Barclays has dropped interest rates on remortgage and existing customer loans by up to 0.11%.
The UK lender’s announcement comes as competition hots up in anticipation of the Bank of England cutting the cost of borrowing later this month.
From tomorrow, Barclays, which accounts for around 10% of the UK mortgage market, has dropped the rate of its 3.81% 2-year fixed rate mortgage with a £999 fee to to 3.71%
Existing customers who switch to its EMC reward two year fixed rate will benefit from a 0.11% cut in rates, from 3.92% to 3.81%.
Justin Moy, managing director at Chelmsford-based EHF Mortgages said the deals were ideal for those looking to remortgage or just for a better deal from Barclays.
He added: “This is more great momentum for the mortgage market as a whole. With rates significantly below that 4% threshold, it’s the ideal time to get that remortgage underway before Christmas festivities take over.”

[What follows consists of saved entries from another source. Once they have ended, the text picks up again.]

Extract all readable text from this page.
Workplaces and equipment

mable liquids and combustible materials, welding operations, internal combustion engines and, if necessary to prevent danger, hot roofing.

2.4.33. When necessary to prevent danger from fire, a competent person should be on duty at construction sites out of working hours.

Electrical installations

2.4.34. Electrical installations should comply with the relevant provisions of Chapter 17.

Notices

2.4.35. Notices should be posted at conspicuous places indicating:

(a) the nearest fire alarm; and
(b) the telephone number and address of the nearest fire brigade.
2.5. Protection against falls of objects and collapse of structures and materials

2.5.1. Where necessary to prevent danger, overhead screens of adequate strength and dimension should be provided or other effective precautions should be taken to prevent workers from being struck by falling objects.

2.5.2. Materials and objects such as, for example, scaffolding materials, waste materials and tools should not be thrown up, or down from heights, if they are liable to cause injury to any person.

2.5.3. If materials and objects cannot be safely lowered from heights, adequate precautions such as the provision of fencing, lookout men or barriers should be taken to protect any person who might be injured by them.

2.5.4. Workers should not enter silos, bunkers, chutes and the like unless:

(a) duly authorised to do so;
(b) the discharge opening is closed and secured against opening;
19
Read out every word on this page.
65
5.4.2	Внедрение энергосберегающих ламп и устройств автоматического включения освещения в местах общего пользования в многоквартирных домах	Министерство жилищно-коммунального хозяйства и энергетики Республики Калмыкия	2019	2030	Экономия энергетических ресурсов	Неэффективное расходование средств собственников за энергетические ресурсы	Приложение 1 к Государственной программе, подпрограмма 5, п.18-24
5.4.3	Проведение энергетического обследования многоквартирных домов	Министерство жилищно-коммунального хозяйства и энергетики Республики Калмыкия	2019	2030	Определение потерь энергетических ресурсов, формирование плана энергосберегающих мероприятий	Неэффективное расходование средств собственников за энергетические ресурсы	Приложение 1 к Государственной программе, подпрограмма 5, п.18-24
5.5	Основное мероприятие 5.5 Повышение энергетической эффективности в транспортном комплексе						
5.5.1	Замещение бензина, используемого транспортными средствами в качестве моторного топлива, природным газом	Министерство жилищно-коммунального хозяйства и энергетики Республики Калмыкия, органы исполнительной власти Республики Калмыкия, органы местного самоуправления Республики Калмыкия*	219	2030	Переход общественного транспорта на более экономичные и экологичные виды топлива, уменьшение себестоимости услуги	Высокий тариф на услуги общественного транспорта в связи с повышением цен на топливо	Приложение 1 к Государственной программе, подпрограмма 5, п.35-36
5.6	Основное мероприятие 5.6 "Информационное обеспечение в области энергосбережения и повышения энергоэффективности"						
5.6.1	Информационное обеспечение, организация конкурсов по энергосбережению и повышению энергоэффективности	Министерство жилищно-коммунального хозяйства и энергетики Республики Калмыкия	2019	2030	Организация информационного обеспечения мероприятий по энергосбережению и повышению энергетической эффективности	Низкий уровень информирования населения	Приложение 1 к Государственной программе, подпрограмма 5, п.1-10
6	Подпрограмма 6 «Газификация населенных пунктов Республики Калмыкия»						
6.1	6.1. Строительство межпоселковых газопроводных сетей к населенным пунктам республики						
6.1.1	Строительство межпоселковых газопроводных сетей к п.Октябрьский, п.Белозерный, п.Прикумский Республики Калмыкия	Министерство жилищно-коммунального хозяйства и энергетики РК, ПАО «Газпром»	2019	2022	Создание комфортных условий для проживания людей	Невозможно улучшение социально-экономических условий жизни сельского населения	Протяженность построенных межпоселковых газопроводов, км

Shaun Sturgess, director at Swansea-based Sturgess Mortgage Solutions, said that with Nationwide, Santander and NatWest already reducing rates over the past week, it’s clear the competition between lenders is intensifying and borrowers are starting to feel the benefit.
He continued: “For homeowners coming to the end of their fixed deals, these reductions offer a bit of festive relief after a challenging year on the affordability front.”
Sturgess pointed out that small decreases on 2- and 5-year products can make a meaningful difference to monthly budgeting, especially with families planning ahead for 2026.
“What’s most encouraging is the pace. Lenders aren’t sitting back waiting for the Bank of England, they’re proactively positioning for a softer rate environment.
“If this momentum continues into January, the remortgage market could see a strong start to the New Year, giving homeowners more confidence and more meaningful options.”
David Stirling, independent financial adviser at Belfast-based Mint Wealth, said the general momentum in the mortgage market has been downward.
“With a Bank of England rate cut looking quite likely, we could see more competition between the banks running into the New Year. As always, my advice is to get a rate booked early, as you can usually switch products if the lender introduces a more competitive product.”
Elliott Culley, director at Hayling Island-based Switch Mortgage Finance said it was positive to see lenders making reductions where they can: “As we move into 2026, the hope will be for further reductions.”